The industry body claimed that revealing the names of the people, who have stashed black money in foreign banks, could hamper the country's battle against this menace.
"The double taxation avoidance treaties are important for the Indian residents and corporates which can avoid paying taxes twice. Revealing the names of individuals allegedly holding unaccounted money can make to headlines but will surely make India's battle against the menace weak.

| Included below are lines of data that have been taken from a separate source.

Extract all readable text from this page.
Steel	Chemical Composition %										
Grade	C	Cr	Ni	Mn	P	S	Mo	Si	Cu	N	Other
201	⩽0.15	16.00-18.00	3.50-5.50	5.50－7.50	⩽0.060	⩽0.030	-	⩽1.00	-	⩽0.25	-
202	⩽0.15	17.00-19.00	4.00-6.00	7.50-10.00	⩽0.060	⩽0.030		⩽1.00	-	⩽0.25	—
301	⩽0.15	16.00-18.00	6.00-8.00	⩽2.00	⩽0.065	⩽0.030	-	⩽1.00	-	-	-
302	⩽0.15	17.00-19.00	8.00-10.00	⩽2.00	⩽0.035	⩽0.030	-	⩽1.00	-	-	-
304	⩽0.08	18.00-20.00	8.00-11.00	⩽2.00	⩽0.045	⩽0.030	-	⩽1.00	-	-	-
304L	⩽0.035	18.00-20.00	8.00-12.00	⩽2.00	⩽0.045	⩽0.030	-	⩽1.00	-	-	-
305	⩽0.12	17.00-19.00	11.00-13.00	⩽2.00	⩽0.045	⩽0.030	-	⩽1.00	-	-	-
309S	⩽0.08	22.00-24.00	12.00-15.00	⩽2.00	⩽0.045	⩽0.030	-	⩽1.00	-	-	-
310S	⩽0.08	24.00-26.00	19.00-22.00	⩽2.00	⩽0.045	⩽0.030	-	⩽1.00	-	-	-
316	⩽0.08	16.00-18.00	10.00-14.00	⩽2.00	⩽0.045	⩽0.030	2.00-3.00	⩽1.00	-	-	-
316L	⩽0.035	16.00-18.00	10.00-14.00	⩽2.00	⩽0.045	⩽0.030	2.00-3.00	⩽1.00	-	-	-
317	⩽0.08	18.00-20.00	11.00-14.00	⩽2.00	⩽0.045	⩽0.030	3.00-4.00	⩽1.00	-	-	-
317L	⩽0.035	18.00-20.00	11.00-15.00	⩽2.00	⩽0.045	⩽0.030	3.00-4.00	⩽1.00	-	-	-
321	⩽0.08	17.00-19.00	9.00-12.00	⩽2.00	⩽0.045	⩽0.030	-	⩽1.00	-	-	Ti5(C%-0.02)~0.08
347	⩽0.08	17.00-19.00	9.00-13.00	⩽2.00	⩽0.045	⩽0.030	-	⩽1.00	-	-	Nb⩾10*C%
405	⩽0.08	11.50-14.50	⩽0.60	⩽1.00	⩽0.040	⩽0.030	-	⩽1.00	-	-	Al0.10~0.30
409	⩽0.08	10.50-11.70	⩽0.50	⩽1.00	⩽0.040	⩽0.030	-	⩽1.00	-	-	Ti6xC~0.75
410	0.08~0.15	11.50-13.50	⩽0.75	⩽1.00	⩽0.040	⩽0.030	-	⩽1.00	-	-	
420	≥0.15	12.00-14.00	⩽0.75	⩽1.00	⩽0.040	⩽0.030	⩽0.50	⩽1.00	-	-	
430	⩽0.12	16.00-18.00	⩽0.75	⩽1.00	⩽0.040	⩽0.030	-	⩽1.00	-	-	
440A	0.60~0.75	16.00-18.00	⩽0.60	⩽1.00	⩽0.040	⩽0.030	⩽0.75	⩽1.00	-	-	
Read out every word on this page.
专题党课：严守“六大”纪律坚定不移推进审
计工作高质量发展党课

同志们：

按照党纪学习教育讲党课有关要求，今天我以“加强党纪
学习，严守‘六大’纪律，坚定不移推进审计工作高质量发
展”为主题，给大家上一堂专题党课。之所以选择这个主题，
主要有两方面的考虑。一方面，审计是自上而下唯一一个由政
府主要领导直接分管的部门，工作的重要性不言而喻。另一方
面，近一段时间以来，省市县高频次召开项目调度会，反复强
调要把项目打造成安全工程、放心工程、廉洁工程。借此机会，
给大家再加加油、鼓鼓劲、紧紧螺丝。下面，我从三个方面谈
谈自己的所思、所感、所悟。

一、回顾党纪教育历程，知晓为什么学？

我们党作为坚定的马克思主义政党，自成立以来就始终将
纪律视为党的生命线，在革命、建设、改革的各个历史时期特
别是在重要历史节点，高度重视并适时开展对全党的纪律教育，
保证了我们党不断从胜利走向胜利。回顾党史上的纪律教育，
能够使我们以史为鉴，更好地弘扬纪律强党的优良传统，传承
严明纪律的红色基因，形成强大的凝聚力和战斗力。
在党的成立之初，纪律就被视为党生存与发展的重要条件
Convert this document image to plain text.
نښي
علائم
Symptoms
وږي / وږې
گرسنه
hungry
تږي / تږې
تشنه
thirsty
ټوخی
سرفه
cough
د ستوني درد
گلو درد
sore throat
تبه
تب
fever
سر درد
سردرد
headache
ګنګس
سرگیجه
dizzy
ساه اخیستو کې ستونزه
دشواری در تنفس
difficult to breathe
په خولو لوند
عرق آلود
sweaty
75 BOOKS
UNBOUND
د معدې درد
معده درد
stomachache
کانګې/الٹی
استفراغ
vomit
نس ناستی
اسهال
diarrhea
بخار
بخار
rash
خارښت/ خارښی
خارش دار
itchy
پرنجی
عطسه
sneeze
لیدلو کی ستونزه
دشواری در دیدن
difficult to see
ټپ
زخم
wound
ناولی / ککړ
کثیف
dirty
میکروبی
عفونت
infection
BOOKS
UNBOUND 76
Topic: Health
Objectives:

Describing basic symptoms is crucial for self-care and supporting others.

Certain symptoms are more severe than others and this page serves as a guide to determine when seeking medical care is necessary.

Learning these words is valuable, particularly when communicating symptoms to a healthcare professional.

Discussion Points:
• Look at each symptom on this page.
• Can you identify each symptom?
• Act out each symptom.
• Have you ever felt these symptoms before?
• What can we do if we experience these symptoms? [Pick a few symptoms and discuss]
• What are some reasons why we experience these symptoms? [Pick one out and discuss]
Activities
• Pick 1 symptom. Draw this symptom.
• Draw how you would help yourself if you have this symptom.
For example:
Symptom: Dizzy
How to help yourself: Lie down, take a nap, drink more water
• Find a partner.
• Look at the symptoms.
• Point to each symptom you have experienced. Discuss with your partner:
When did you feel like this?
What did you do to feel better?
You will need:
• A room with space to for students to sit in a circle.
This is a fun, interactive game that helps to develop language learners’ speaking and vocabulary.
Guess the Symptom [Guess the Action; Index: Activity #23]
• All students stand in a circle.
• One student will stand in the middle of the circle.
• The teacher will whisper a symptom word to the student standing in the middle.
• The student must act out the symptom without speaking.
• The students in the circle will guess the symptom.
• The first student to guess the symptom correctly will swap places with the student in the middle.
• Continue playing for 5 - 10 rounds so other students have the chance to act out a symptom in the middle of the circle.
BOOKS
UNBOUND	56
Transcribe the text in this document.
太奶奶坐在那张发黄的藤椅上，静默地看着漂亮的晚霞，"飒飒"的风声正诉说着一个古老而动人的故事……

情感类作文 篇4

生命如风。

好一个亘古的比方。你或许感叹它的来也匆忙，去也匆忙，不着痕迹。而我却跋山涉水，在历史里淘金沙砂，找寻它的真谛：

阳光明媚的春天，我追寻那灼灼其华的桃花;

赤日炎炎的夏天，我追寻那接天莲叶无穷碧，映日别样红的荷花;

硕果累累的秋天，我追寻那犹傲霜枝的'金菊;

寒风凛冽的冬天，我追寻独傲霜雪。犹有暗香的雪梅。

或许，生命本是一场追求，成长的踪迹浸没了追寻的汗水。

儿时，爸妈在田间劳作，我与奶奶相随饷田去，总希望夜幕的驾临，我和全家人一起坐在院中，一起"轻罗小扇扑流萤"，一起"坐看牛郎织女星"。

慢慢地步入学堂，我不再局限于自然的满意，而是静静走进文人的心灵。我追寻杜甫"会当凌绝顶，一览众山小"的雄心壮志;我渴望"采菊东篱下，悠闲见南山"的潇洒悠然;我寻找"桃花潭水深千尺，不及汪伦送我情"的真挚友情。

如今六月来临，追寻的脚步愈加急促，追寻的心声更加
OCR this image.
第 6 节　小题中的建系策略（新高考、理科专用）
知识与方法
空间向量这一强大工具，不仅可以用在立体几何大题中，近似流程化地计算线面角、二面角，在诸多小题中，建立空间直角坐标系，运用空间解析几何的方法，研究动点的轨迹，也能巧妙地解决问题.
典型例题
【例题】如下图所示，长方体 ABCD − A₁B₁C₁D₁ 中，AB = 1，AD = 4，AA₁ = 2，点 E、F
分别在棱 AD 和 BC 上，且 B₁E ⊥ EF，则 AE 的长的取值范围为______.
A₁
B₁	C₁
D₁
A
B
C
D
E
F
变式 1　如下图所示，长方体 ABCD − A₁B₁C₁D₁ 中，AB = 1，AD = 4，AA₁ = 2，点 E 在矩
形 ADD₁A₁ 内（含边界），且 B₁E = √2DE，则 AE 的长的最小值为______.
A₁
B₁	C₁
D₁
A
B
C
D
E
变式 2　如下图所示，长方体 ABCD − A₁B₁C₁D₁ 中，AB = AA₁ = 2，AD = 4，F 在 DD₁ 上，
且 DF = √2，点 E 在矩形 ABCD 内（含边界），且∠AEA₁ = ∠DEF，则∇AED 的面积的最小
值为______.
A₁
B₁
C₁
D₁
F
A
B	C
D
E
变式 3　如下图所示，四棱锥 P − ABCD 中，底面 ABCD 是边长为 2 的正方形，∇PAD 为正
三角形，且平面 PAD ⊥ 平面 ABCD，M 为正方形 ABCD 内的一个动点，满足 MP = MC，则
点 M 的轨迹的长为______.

Besides, violation of DTATs will deal a severe blow to the country's credibility," it said in a statement.
"If names are placed in public domain and those named finally do not get convicted, there would be immense damage to the reputation of the individuals or entities ... Impression should not be given as if there is a wild goose chase which can harm the entire jurisprudence," it said.
It also appealed to the different political parties to see reason while exerting pressure on the government to disclose classified information about individuals or entities relating to their alleged illegal accounts abroad.
"The best course would be to bring in systemic changes so that the premium on black money is diminished and with the help of technology, transparency is taxation becomes order of the day," it added.
Finance Minister Arun Jaitley has said that the name of persons would be disclosed as and when the cases are filed in the court.
The government, Jaitley has said in his Facebook post, "stands committed to detect the names, prosecuting the guilty and making them public. We are not going to be pushed into an act of adventurism where we violate the treaties and then plead that we are no longer able to get the cooperation of reciprocating states...".
Appreciating Jaitley's stand on black money issue, the chamber said it is sensible to respect the double taxation agreements as 'adventurism' could weaken India's resolve to fight the menace.